Rackspace provides support in areas outside of its rivals including expert cloud engineers available 24/7 in MongoDB, e-commerce, MYSQL, security and applications. “Our engineers become part of the customer’s team and help plan their solutions,” Dorney says.

Planning can continue beyond the setup phase for fast-growth companies using Rackspace’s managed cloud service. Scaling applications in the cloud can require a lot of experimentation and finessing to match the demands of the application to the infra-structure supporting it.

While the other providers also have deep support benches on call, Rackspace customers can pick up a phone and call up an engineer who can log into servers, identify issues and follow them through. “It’s more than a ticket-based interaction,” Dorney says.

A second point of differentiation is support for hybrid cloud solutions. “This is resonating very well with our Australian customers,” Dorney says. Companies value the ability to combine  multi-tenanted public cloud with dedicated or virtualised private infrastructure and shift workloads between them.

Hybrid solutions appeal to businesses that rely on applications and workloads which aren’t ready to work in the public cloud. “They might have reliances on very high-performing databases, and they’re not getting the performance they need in the public cloud,” Dorney says.

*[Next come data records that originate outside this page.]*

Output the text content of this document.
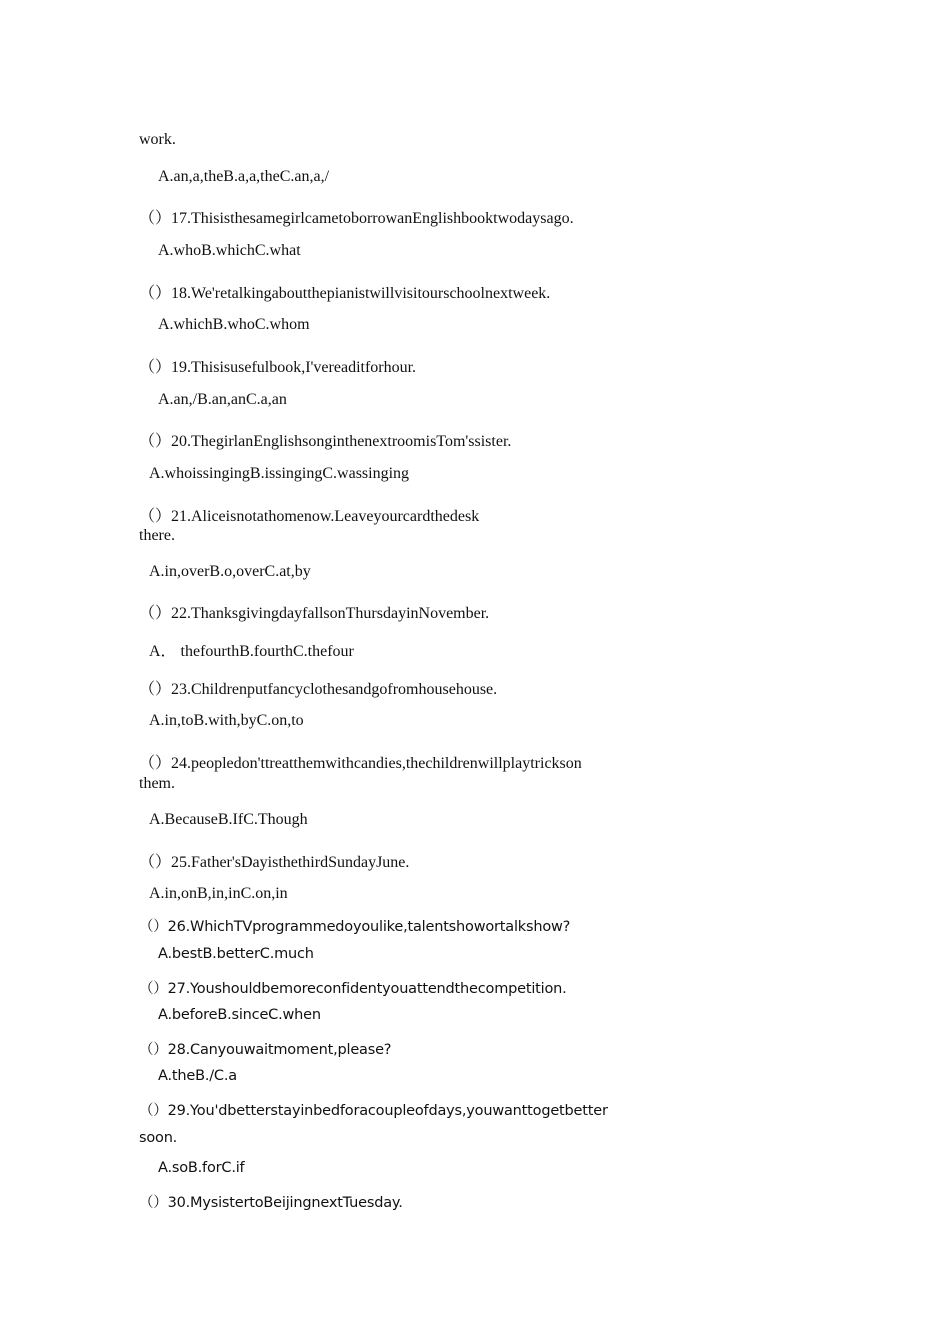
work.

A.an,a,theB.a,a,theC.an,a,/

（）17.ThisisthesamegirlcametoborrowanEnglishbooktwodaysago.

A.whoB.whichC.what

（）18.We'retalkingaboutthepianistwillvisitourschoolnextweek.

A.whichB.whoC.whom

（）19.Thisisusefulbook,I'vereaditforhour.

A.an,/B.an,anC.a,an

（）20.ThegirlanEnglishsonginthenextroomisTom'ssister.

A.whoissingingB.issingingC.wassinging

（）21.Aliceisnotathomenow.Leaveyourcardthedesk

there.

A.in,overB.o,overC.at,by

（）22.ThanksgivingdayfallsonThursdayinNovember.

A． thefourthB.fourthC.thefour

（）23.Childrenputfancyclothesandgofromhousehouse.

A.in,toB.with,byC.on,to

（）24.peopledon'ttreatthemwithcandies,thechildrenwillplaytrickson

them.

A.BecauseB.IfC.Though

（）25.Father'sDayisthethirdSundayJune.

A.in,onB,in,inC.on,in

（）26.WhichTVprogrammedoyoulike,talentshowortalkshow?

A.bestB.betterC.much

（）27.Youshouldbemoreconfidentyouattendthecompetition.

A.beforeB.sinceC.when

（）28.Canyouwaitmoment,please?

A.theB./C.a

（）29.You'dbetterstayinbedforacoupleofdays,youwanttogetbetter

soon.

A.soB.forC.if

（）30.MysistertoBeijingnextTuesday.
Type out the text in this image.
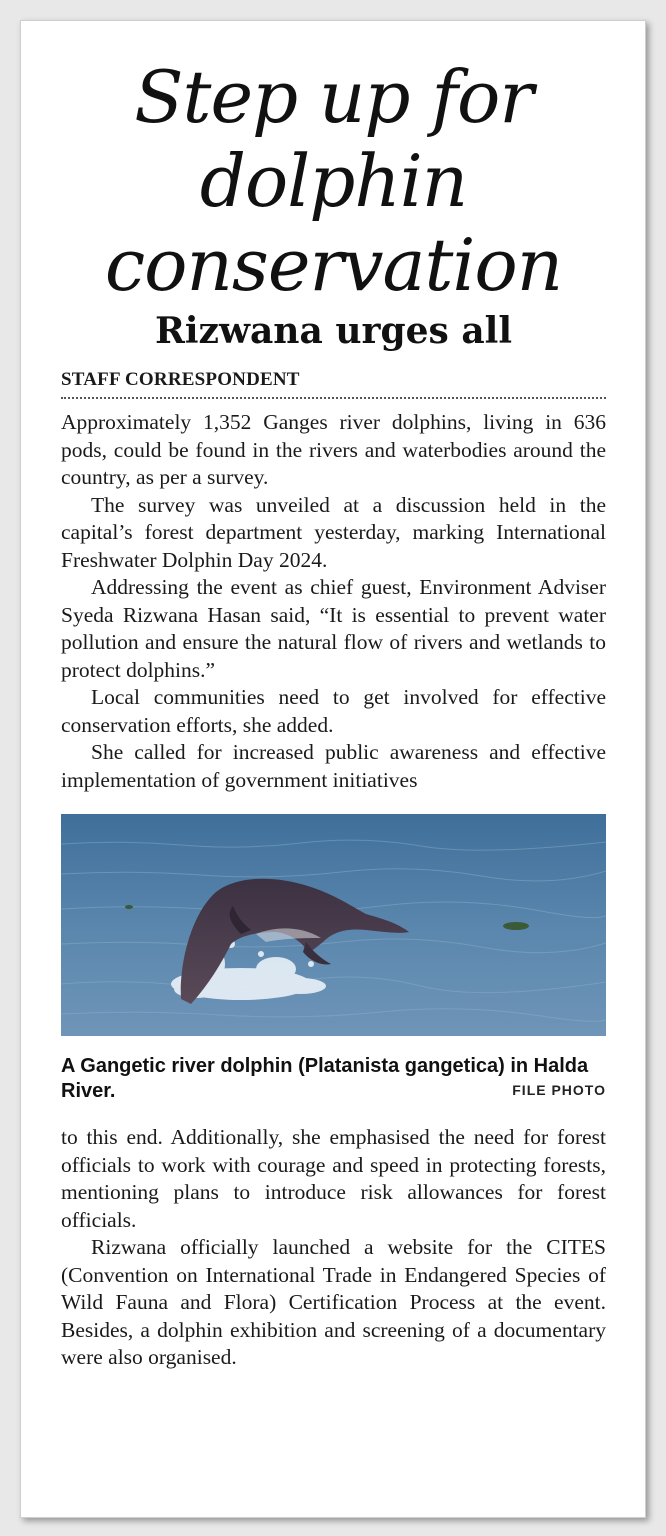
Step up for dolphin conservation
Rizwana urges all
STAFF CORRESPONDENT

Approximately 1,352 Ganges river dolphins, living in 636 pods, could be found in the rivers and waterbodies around the country, as per a survey.

The survey was unveiled at a discussion held in the capital’s forest department yesterday, marking International Freshwater Dolphin Day 2024.

Addressing the event as chief guest, Environment Adviser Syeda Rizwana Hasan said, “It is essential to prevent water pollution and ensure the natural flow of rivers and wetlands to protect dolphins.”

Local communities need to get involved for effective conservation efforts, she added.

She called for increased public awareness and effective implementation of government initiatives

A Gangetic river dolphin (Platanista gangetica) in Halda River.	FILE PHOTO

to this end. Additionally, she emphasised the need for forest officials to work with courage and speed in protecting forests, mentioning plans to introduce risk allowances for forest officials.

Rizwana officially launched a website for the CITES (Convention on International Trade in Endangered Species of Wild Fauna and Flora) Certification Process at the event. Besides, a dolphin exhibition and screening of a documentary were also organised.
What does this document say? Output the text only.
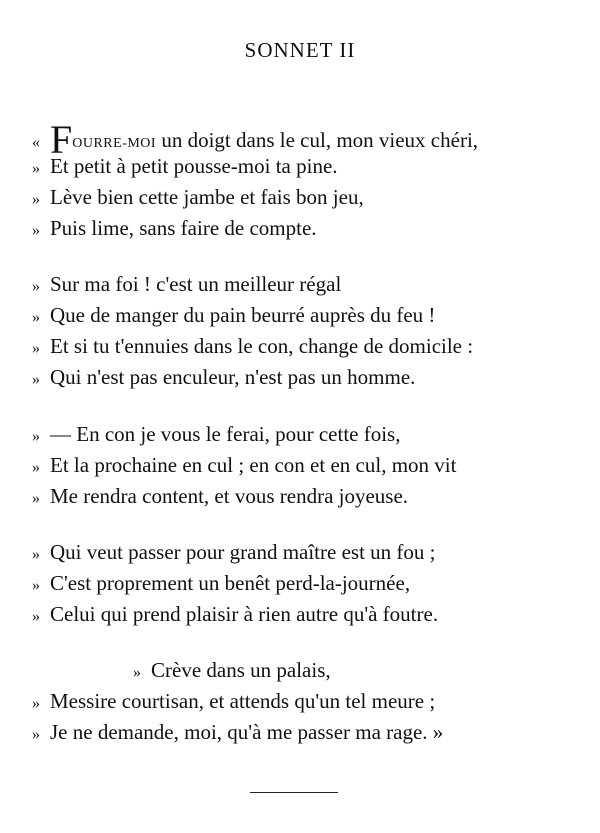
SONNET II
« FOURRE-MOI un doigt dans le cul, mon vieux chéri,
» Et petit à petit pousse-moi ta pine.
» Lève bien cette jambe et fais bon jeu,
» Puis lime, sans faire de compte.
» Sur ma foi ! c'est un meilleur régal
» Que de manger du pain beurré auprès du feu !
» Et si tu t'ennuies dans le con, change de domicile :
» Qui n'est pas enculeur, n'est pas un homme.
» — En con je vous le ferai, pour cette fois,
» Et la prochaine en cul ; en con et en cul, mon vit
» Me rendra content, et vous rendra joyeuse.
» Qui veut passer pour grand maître est un fou ;
» C'est proprement un benêt perd-la-journée,
» Celui qui prend plaisir à rien autre qu'à foutre.
» Crève dans un palais,
» Messire courtisan, et attends qu'un tel meure ;
» Je ne demande, moi, qu'à me passer ma rage. »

Customers migrating to Rackspace often complain about the lack of information its competitors offer around the infrastructure supporting the applications. Rackspace is “more more open in giving them a peak in how things run under the hood”, such as the locations of Rackspace data centres, the type of load balancers – (Riverbed Stingray) and even API details for its cloud computing fabric controller (OpenStack Nova).

“Our whole culture is transparency. It’s really different culturally to the Googles, Amazons and Microsofts of this world,” Dorney says. 

The third area of difference is Rackspace’s role in promoting the OpenStack movement, which it founded in conjunction with NASA.

Australia has an OpenStack community that values the flexibility, portability and independence of moving workloads from one provider to another over open programming interfaces (APIs). “There’s no entanglement and that’s a big concern for EC2 (Amazon) and Azure,” Dorney says.

The approach is winning some big fans. Dorney says Telstra and Cisco have announced they would build an OpenStack cloud with IBM and Softlayer in Australia.